Actress Sarah Polley has given uncompromising performances in films such as Atom Egoyan's "The Sweet Hereafter," "Go," "My Life Without Me" and the current release "The Secret Life of Words." But she describes writing and directing her first feature, "Away From Her," as "the most exhilarating, difficult, nightmarish, fantastic experience I have ever had." Based on the Alice Munro short story "The Bear Came Over the Mountain," Polley's film, due in the spring, stars Julie Christie and Gordon Pinsent as a couple married for more than 40 years whose lives and marriage are severely tested when Christie's Fiona is diagnosed with Alzheimer's and sent to a facility. Fiona gradually loses all memory of her spouse and begins a romance with a fellow nursing home resident.

"I was intrigued with the kind of love that is portrayed in the story, which is so rarely explored in film," Polley says. "I think we explore the most boring part of love, which is when two people sort of crash nonsensically into each other. Here was this story about what happens to love after life as it was with you."




Brian Cox first played him in "Manhunter." Anthony Hopkins won the Oscar for best actor for bringing him to vivid life in "The Silence of the Lambs" and then reprised the role for "Hannibal" and "Red Dragon." And now 22-year-old French actor Gaspard Ulliel is taking on the role of the Chianti-loving cannibal in "Hannibal Rising," which opens Feb. 9.

Ulliel, who is best known as Audrey Tautou's fiance in "A Very Long Engagement," was nervous about following in Cox's and Hopkins' footsteps. "It was a bit risky for me," he says. "It was really challenging to work in English and also to come after Anthony Hopkins. At the beginning, I was not completely sure of accepting the role."

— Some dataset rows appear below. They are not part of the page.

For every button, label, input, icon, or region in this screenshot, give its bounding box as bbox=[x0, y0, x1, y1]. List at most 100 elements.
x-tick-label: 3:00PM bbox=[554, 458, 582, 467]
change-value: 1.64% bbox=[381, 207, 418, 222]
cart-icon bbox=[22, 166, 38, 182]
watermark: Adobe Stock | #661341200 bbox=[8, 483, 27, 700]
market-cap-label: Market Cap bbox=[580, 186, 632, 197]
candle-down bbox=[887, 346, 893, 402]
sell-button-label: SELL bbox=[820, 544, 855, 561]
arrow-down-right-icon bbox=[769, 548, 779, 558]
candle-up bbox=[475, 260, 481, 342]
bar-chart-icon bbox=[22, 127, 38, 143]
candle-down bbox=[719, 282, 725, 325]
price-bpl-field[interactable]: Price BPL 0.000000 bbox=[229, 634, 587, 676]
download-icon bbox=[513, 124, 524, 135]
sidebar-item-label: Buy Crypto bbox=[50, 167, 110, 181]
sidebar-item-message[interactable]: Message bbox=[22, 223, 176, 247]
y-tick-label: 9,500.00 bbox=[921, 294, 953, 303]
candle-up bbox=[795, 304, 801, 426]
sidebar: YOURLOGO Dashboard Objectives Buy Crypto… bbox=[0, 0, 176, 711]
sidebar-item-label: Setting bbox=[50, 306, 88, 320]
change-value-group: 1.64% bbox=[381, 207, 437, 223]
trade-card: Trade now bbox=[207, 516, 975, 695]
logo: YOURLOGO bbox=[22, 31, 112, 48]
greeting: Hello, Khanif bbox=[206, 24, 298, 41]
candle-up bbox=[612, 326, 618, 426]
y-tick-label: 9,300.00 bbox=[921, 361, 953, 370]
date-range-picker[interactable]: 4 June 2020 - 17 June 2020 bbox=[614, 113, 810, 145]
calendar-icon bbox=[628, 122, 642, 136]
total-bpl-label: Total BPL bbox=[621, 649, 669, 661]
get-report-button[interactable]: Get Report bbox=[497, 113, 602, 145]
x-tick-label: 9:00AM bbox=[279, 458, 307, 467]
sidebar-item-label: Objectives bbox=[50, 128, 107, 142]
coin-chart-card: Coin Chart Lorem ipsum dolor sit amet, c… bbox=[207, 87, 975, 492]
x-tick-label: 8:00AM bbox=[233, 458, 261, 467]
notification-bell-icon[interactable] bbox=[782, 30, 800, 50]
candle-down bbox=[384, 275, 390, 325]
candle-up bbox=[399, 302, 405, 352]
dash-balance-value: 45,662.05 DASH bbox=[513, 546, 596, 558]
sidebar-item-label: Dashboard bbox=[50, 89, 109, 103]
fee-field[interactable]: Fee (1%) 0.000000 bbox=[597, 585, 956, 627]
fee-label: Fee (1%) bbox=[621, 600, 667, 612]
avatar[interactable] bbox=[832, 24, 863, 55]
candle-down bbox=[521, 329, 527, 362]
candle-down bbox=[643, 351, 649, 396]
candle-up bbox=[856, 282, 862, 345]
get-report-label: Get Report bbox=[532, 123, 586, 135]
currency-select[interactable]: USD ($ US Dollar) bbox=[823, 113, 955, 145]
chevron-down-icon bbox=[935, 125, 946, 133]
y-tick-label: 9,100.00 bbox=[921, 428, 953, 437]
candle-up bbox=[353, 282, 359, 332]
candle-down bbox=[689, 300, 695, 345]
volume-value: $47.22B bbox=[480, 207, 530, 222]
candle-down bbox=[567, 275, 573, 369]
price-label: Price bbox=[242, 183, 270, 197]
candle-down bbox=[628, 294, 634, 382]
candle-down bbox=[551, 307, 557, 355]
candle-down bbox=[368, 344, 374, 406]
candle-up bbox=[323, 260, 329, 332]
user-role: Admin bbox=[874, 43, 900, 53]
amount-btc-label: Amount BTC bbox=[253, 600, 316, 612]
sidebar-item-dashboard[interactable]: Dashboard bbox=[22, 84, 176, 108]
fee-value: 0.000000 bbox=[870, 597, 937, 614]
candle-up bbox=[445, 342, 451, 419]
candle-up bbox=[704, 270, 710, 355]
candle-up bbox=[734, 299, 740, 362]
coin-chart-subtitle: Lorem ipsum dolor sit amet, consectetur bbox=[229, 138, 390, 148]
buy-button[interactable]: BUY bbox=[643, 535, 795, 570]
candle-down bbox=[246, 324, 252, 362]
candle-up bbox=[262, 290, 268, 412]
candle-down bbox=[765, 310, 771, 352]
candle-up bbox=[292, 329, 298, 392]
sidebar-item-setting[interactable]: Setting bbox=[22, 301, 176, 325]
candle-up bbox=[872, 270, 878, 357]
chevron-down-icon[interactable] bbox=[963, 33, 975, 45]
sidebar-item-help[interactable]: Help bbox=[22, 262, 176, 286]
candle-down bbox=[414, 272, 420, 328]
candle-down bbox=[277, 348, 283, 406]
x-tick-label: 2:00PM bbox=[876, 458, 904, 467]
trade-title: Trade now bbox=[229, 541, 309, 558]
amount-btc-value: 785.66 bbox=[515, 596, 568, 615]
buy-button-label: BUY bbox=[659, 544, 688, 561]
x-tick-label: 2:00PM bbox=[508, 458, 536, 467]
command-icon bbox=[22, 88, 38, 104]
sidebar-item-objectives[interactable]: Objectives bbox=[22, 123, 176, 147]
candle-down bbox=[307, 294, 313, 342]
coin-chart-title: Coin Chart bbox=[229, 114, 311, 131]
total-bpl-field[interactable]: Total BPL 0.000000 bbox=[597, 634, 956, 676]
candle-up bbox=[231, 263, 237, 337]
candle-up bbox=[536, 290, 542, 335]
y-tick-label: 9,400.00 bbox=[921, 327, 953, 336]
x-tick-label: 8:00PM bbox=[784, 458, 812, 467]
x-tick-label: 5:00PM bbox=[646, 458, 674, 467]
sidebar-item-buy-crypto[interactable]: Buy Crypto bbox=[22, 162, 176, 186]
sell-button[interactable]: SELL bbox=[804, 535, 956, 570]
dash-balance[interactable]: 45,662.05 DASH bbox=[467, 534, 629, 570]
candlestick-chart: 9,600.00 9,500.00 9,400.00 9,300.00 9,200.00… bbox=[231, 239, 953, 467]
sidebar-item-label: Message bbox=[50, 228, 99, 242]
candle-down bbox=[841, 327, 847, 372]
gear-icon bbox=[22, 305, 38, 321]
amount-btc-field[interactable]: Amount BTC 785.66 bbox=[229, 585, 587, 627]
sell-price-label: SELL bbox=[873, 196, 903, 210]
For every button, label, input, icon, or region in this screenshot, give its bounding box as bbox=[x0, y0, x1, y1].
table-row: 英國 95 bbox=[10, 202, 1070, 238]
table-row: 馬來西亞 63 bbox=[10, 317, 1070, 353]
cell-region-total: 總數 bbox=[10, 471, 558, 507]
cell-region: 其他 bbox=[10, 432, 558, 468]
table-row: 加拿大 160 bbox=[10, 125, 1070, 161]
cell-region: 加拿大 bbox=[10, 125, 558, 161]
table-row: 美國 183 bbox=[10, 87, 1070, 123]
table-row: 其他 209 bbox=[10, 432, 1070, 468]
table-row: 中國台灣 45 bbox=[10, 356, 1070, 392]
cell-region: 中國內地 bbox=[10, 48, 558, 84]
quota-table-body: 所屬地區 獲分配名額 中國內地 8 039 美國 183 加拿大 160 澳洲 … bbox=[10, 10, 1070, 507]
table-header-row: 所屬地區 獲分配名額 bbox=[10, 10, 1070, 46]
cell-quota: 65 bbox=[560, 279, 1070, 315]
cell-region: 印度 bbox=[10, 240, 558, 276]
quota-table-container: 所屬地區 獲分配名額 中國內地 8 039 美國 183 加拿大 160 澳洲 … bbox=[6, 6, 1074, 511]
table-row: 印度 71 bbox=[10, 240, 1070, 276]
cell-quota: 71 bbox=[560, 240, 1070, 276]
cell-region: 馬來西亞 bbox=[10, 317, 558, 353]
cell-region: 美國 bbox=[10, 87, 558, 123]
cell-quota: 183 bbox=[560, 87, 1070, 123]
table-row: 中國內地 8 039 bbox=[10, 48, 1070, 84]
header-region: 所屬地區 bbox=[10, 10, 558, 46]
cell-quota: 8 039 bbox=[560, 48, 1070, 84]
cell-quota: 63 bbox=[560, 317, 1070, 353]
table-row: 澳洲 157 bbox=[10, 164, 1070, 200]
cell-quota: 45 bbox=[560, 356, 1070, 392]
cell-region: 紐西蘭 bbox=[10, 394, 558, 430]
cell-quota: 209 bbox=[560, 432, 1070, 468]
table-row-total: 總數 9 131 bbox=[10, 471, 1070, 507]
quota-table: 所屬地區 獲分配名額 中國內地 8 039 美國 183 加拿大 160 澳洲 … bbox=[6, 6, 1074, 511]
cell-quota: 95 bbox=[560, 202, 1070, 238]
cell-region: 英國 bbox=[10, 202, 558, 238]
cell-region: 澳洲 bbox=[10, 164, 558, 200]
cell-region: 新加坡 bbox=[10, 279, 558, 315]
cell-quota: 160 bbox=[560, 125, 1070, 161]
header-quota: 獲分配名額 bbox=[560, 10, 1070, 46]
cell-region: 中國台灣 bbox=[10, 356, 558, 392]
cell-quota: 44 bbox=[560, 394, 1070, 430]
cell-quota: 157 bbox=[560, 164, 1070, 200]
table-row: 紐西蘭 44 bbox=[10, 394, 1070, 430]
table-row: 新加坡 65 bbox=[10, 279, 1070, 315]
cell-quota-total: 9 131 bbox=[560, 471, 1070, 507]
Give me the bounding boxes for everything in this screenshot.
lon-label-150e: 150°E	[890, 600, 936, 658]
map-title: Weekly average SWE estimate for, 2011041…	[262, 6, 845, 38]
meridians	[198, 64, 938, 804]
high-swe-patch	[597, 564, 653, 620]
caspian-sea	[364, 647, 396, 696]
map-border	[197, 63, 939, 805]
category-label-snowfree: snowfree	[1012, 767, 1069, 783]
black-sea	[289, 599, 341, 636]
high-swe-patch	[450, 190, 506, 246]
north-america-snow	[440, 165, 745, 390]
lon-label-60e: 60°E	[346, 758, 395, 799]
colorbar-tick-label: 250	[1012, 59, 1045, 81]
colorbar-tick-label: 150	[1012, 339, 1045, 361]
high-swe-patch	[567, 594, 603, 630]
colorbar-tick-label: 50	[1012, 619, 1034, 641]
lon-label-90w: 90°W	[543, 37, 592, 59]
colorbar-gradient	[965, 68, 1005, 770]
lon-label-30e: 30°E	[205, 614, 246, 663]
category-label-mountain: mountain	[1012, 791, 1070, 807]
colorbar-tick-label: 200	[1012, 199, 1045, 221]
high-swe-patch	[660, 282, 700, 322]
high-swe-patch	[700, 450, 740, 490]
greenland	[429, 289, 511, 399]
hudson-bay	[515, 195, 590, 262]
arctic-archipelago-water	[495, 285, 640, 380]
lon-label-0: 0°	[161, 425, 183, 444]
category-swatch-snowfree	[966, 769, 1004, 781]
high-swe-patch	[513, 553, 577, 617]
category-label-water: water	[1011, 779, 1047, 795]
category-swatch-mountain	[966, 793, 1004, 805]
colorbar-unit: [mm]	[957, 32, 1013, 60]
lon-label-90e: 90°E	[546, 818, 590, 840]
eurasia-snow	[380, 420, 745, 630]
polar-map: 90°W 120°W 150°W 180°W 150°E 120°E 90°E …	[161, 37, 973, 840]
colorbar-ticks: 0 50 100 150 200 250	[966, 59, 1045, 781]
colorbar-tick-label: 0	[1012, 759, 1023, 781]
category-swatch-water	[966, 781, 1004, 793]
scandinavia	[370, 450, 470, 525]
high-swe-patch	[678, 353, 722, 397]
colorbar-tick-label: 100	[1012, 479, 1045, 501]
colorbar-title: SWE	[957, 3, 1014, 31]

But meeting director Peter Webber ("The Girl With the Pearl Earring") persuaded him to do the film, which chronicles Hannibal Lecter's harrowing childhood during World War II -- "he's going to see his parents die in front of him and his sister is going to die too," Ulliel says. After Lecter escapes from a prison camp, he goes to live with the family's only surviving relative, the Japanese wife (Gong Li) of his uncle.

"She's a bit strange and has a kind of dark side to her," hints Ulliel, who began acting just 10 years ago. "Their relationship is going to be a bit insane sometimes."




Save for a brief year or two when she harbored thoughts of becoming an ice skater, Kate Mara, 23, has always wanted to act, and since her film debut in "Random Hearts," with Harrison Ford, her roles have become more substantial.

She's one of the stars of the Christmas release "We Are Marshall," a drama about the aftermath of the 1970 Marshall University plane crash, playing a cheerleader who was engaged to the team's star player.

She'll be seen next in March as Mark Wahlberg's love interest in the political thriller "Shooter," directed by Antoine Fuqua. And she's currently on location in Lithuania for another thriller, "Trans-Siberia," directed by Brad Anderson. "It's a really cool, interesting indie," she says.